Thursday, September 3, 2015

Windows

Whenever I am sick, I think of windows. Lying in bed and too tired to think of anything else, I look at my window naturally. Just like today.

Today there is sunshine outside. Through my window I can see it golden on the big gray trunk of an old pine tree and on part of the crepe myrtle tree bearing bright purple flowers in my backyard. The rest of the crepe myrtle tree is stuck in the shadow of a wall where its colors are of a more sober shade. A piece of blue sky shows above the wooden fence. The view, modest as it is, unfailingly steers my thoughts to a more cheerful direction.

I also remember the bedroom windows in my past. One was upstairs, looking right at a maple tree which was green in summer, golden and red in fall, and gray bare in winter. I used to wake up to the sight of that maple tree and the chirping sound of birds which penetrated even the window glass. I was going through a rough time then, but it was good to have that window to start a new day.

There was another upstairs window that looked down upon a young cherry tree in my front yard. It was spectacular in spring when it was blossoming in full pink with red robins flitting back and forth, but I loved it best when it started to show tiny buds that signaled the end of a dull winter. It was comforting to see hope started with such modesty before growing into such splendor.

In my life there were also dreary windows, which offered nothing more than the view of a bleak wall, stained with traces of rain and dust accumulated over years of neglect. Even in the brightest of days they only let in a weak, pallid sort of light, begrudgingly given to the unfortunate occupant of the room. No help to the downtrodden spirit really.

There are windows that I never had, those seen in some impressionist paintings with boxes filled with bright red geraniums overlooking an old, narrow, cobbled street.

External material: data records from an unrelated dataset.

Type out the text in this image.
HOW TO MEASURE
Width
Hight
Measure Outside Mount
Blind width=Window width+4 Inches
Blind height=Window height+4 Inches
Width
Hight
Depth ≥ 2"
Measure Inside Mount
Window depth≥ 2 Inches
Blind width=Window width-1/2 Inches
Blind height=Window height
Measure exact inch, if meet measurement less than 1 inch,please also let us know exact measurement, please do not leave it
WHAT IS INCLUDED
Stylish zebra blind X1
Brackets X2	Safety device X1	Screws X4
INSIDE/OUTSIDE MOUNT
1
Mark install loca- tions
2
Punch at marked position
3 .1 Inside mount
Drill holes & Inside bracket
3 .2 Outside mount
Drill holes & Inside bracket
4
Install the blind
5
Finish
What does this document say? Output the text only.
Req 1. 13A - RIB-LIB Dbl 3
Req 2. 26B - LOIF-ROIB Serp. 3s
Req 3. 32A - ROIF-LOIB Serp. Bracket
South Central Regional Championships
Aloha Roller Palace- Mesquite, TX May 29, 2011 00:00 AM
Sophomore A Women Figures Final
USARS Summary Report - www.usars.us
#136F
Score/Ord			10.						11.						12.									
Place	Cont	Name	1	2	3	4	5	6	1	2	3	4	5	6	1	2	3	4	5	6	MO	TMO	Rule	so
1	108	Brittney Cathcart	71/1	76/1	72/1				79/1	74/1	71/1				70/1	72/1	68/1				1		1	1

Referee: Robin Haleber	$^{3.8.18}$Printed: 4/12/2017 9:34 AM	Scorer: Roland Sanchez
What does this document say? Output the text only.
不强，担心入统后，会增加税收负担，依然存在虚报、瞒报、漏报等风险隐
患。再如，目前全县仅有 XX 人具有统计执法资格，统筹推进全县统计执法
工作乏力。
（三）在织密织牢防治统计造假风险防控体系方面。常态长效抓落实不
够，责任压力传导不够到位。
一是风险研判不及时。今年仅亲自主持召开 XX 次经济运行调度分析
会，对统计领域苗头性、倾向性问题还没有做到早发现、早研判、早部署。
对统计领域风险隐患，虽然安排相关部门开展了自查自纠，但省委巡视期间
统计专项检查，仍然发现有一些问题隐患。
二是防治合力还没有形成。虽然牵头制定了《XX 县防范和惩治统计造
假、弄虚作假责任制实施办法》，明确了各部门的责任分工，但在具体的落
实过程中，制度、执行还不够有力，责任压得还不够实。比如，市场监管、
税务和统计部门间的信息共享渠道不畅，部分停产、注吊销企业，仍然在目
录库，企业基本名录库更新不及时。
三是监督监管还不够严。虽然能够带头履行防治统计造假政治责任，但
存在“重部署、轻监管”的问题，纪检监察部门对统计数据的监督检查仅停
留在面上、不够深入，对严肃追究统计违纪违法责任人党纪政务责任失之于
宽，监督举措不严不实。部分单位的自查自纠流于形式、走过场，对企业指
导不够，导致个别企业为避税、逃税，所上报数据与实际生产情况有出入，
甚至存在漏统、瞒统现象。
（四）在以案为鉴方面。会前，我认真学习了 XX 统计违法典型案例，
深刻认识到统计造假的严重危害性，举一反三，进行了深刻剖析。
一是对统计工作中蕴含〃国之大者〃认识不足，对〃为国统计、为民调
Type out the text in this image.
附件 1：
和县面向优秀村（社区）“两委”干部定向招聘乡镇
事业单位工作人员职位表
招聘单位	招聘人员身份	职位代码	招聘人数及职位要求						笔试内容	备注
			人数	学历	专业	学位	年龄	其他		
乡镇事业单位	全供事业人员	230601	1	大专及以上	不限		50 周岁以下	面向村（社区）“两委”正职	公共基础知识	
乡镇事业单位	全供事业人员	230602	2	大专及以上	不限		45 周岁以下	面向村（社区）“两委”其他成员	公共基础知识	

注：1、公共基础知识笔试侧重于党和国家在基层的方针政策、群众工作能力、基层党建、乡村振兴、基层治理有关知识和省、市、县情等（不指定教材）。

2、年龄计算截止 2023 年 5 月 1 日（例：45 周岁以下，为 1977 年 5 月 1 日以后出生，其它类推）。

It must be nice sitting there in the morning, a cup of coffee in hand and the aroma of freshly baked pastries wafting in the air.

My favorite window was one that opened to the front yard of my old home, where my mother planted red roses, purple and coral gladiolas, white marguerite daisies, and a variety of pansies. I used to sit there, watching birds and butterflies play among the flowers and plants, or sometimes the rain coming down pitter-pattering on the shuddering leaves. It was so peaceful I would stay there for hours, the open book in my hand still unread.

Soon I will have that window again, I promise myself. My mother will not be there to plant her flowers anymore, but I will be watching my little girl playing on the lawn. Her little hands will touch the first flowers in her life; and her guileless smile will brighten up my many days to come.